Emily McLain/The Daily Home

Smiley’s family members react to the unveiling of his portrait with ‘oohs,’ ‘awws,’ and even tears.
slideshow
SYLACAUGA – He was a community figure for decades, and now the city has a permanent tribute to the man known as Smiley.

Atlanta-based artist Daniel Sims donated a wood-burned portrait of the late Horace “Smiley” Leonard, who was killed in a tragic train accident last September, to the Comer Museum and Arts Center.

The portrait was unveiled at a reception Thursday night with more than 30 people in attendance, including much of Smiley’s family.

“This is a very special event in Sylacauga to remember Smiley Leonard,” museum director Donna Rentfrow said. “Most folks in town were introduced to him or just bumped into him, and we got to known him fairly well. I still watch for him; I know we all do. We have a beautiful, beautiful portrait of Smiley here. Artist Daniel Sims graciously did this, and he has donated this to the museum to hang here, so you can come in and visit Smiley any time you want to.”

When Rentfrow uncovered the portrait, family members clapped and gave a collective “aww.” Some were even moved to tears at the striking memorial of their relative.

“We didn’t know the people of Sylacauga thought that much of our brother,” said Smiley’s sister, Betty Tuck. “I just love the picture. It makes your heart feel good, but there’s still a sadness. Sometimes on my way to work, I still look for him, and you have to come back and remember what happened. But this is really nice. It makes you feel good to know that people still love people. Our family really appreciates this.”

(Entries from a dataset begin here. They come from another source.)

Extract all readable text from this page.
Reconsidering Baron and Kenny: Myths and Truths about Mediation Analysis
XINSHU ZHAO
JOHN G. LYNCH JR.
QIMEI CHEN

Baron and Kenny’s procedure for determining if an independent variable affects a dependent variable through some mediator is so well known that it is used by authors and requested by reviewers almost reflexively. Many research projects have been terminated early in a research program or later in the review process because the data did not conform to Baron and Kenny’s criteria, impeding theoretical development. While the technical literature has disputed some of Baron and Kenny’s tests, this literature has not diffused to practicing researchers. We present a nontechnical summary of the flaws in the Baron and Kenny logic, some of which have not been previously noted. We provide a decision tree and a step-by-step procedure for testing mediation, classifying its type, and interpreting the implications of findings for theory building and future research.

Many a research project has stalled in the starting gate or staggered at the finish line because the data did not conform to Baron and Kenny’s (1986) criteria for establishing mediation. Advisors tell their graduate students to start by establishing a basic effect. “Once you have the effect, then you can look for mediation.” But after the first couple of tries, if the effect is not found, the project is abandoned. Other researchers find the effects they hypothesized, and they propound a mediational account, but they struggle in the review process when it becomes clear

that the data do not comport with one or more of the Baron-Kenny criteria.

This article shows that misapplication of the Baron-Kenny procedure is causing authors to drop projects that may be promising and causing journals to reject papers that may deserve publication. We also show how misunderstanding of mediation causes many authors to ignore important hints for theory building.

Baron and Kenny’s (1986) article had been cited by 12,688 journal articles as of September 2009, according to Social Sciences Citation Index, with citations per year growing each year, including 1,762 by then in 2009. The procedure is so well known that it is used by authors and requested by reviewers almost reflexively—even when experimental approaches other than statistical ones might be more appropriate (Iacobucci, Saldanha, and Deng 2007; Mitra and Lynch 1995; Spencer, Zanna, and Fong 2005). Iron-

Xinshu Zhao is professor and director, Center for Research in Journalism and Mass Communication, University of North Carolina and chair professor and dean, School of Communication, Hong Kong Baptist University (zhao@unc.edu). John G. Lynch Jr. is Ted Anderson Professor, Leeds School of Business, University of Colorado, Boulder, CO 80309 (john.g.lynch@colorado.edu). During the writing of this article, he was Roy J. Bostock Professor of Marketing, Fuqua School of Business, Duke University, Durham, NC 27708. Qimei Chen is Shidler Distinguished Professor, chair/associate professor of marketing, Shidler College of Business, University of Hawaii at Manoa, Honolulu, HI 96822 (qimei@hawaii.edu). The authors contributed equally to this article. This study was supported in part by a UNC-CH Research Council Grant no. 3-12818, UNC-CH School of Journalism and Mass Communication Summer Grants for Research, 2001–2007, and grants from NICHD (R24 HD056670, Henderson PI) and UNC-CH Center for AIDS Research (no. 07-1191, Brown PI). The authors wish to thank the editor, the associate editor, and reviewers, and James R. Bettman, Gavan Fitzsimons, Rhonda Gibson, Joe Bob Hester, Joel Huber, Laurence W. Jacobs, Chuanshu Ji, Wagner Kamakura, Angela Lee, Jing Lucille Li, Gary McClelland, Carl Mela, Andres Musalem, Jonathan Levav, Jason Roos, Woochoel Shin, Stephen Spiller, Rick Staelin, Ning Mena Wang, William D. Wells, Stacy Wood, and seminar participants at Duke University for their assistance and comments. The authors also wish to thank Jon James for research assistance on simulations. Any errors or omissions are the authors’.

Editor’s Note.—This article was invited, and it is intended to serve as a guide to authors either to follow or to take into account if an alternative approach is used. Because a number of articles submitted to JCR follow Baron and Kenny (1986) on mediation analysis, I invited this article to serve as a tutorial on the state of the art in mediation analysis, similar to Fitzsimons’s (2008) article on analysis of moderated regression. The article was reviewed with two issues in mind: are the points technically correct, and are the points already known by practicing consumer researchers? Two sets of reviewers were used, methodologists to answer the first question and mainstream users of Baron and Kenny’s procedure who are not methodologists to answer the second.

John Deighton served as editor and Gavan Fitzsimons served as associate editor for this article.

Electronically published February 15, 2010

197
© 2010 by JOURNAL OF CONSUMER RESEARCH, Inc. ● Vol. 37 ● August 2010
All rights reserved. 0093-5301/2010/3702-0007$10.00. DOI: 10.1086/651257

Sims, a Sylacauga native, said he was approached by a friend about making a memorial to Smiley. Sims agreed and spent a week creating the artwork using a pen that heats up to 300 degrees to slowly burn each detail into the wood.

He said he hopes the portrait, based on an old family photograph, symbolizes “just how important Smiley was to all of us and the impact he had. He wasn’t rich or famous, but he had such a huge impact from just saying ‘hey’ to everybody and being kind.”

Smiley, 67, was killed Sept. 6, 2013, while attempting to pass between two train cars of a Norfolk Southern train at the Broadway Avenue crossing. The train was stopped, but began to move forward as he was still in between, and Smiley was struck.

The news of his passing was a shock to the family, as well as the many community members who had seen him daily for years.

Smiley was a bit of a celebrity in Sylacauga, known for roaming the city streets, asking passersby for a dollar or a cigarette and popping into downtown businesses.

His brother, James Leonard, said their family often talks about how they miss Smiley. He said it helps to know the community hasn’t forgotten him either.

“Even though he’s gone, he’s still here,” Leonard said. “I know he gave a lot of people problems, but that was just his way. He really was a good guy though, and he would give you the shirt off his back. He was unique in his own way. A lot of people won’t get this kind of publicity when they die. It means a lot that everybody wants to remember him.”